PDF, English Download (2MB) | Terms of use

Abstract

The generation of methylglyoxal-derived advanced glycation end products plays an important role in the development of diabetes and late complications. Detoxification of methylglyoxal by glyoxalase 1 is therefore a key element in the context of dicarbonyl-induced damage in patients suffering from diabetes. This assumption was based on findings in simple organisms such as S. cerevisiae and C. elegans.
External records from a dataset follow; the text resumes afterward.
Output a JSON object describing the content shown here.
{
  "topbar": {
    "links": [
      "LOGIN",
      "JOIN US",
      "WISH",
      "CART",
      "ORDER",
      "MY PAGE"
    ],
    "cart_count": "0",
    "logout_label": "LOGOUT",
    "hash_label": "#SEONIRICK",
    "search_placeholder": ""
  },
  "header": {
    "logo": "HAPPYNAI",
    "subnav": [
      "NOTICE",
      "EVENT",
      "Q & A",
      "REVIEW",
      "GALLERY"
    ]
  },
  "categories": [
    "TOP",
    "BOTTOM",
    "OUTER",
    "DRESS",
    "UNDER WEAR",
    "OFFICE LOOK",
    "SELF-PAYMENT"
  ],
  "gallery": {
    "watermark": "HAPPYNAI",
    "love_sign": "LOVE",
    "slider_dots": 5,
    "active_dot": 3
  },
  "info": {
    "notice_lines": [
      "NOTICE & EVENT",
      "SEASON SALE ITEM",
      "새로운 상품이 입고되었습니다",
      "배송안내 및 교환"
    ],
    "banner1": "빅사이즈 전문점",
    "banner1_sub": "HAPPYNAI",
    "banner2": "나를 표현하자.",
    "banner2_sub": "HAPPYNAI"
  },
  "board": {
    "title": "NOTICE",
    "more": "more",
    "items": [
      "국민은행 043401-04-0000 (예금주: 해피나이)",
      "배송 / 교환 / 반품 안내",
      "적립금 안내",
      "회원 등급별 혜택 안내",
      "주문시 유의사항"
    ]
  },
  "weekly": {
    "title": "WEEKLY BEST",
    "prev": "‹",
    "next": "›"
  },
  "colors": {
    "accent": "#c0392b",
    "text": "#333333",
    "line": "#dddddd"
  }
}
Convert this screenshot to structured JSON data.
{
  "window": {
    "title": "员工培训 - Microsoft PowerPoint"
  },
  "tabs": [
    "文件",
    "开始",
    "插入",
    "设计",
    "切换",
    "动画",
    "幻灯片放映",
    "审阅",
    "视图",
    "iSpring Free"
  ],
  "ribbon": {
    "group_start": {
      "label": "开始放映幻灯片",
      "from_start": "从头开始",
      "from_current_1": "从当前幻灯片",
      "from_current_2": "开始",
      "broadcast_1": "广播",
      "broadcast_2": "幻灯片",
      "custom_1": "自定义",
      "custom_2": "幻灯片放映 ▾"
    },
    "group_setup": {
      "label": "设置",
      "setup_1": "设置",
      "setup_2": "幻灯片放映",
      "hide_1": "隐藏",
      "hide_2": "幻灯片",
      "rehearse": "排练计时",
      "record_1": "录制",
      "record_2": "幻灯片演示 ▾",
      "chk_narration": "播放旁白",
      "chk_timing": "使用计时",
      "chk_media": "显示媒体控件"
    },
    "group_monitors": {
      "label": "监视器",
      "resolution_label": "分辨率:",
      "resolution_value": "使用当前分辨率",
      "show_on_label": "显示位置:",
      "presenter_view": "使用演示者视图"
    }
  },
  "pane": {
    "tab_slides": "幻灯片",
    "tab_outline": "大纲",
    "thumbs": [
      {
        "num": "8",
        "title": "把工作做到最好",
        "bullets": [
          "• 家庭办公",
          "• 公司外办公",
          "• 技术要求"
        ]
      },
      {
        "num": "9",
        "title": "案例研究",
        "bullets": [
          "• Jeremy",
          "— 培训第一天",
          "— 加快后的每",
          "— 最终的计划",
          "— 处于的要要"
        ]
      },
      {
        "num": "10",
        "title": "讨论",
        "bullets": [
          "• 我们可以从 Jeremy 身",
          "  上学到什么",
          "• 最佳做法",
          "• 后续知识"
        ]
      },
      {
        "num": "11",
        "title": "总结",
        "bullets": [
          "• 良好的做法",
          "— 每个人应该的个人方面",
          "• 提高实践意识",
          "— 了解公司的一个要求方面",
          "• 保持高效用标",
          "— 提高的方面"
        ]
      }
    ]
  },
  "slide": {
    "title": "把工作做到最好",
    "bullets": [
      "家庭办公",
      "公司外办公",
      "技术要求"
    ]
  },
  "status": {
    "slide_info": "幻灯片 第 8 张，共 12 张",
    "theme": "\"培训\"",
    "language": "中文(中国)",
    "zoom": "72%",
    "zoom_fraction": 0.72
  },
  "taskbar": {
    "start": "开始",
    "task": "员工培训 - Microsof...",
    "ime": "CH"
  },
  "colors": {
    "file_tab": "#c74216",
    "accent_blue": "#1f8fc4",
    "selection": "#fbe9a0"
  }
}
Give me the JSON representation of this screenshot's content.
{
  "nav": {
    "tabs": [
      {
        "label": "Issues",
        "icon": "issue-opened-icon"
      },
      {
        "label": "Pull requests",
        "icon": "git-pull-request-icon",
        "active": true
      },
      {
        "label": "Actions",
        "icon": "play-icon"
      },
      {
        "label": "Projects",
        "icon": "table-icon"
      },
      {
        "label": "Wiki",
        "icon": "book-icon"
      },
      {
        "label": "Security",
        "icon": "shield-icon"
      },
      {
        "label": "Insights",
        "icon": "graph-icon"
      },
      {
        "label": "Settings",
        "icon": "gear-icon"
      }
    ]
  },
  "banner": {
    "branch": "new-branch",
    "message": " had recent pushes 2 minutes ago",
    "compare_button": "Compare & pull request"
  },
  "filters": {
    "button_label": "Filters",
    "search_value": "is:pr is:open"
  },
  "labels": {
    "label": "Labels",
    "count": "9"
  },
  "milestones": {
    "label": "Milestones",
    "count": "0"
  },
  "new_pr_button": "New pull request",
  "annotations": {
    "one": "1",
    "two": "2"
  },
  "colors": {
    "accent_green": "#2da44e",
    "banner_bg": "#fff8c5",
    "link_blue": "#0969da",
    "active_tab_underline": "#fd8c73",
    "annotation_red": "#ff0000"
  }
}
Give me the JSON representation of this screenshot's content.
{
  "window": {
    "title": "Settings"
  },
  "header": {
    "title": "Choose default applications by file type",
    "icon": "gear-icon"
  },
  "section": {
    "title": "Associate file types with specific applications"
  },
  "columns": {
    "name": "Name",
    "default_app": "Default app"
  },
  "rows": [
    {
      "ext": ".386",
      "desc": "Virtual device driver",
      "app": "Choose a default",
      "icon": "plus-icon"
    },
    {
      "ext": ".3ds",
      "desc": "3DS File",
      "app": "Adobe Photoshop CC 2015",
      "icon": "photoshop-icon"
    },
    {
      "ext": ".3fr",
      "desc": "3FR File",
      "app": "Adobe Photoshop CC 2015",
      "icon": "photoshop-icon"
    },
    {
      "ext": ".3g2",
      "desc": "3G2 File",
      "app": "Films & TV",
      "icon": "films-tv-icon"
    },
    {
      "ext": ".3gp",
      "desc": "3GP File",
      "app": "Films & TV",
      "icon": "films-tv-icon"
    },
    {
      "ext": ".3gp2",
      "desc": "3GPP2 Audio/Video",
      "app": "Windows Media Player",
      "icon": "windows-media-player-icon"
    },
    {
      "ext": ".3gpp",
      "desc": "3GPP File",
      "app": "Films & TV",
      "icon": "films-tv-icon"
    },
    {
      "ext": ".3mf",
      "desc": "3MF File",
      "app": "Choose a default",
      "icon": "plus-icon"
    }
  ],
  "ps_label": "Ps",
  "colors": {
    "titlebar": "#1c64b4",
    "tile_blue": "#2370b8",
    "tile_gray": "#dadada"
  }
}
Recent findings in D. melanogaster, zebrafish and murine cell lines indicate that glyoxalase 1 is less significant than in higher organisms. It has been shown that the loss of glyoxalase 1 is compensated by increased aldo-keto-reductase and aldehyde dehydrogenase activity. Therefore, the major aim of this study was to address potential differences in various organisms regarding their dependency on glyoxalase 1 and the determination of physiological consequences of the loss of glyoxalase 1. Glyoxalase 1-deficient S. cerevisiae and C. elegans accumulate more methylglyoxal, the proliferation rate and egg laying rate is decreased and they are sensitive to cellular stress induced by other toxins. In zebrafish, MG is mildly elevated, but interestingly they show a decreased sensitivity in part towards toxins compared to wild-type animals. Furthermore, in three glyoxalase 1-deficient murine cell lines, methylglyoxal is not elevated and they tolerate xenobiotics such as toxins or UV-C radiation in a cell and toxin-specific manner possibly through an up-regulation of compensatory enzymes. In vivo data reveal furthermore the up-regulation of antioxidant enzymes when glyoxalase is absent, subsequently correlating with an elevated natural survival in GLO1-/- mice. Complex organisms are less dependent on glyoxalase 1 and less prone to damage despite the loss of glyoxalase 1 than expected. In glyoxalase 1-deficient cells and mice, the phenotype even shows a protective character. Therefore, the data from this study suggests that the loss of glyoxalase 1 has less severe effects on complex organisms than expected and might even lead to an advantage on survival through the activation of antioxidant enzymes. The clinical relevance of glyoxalase 1 and possible compensatory pathways on the development of late complications in different organs has to be addressed in future studies.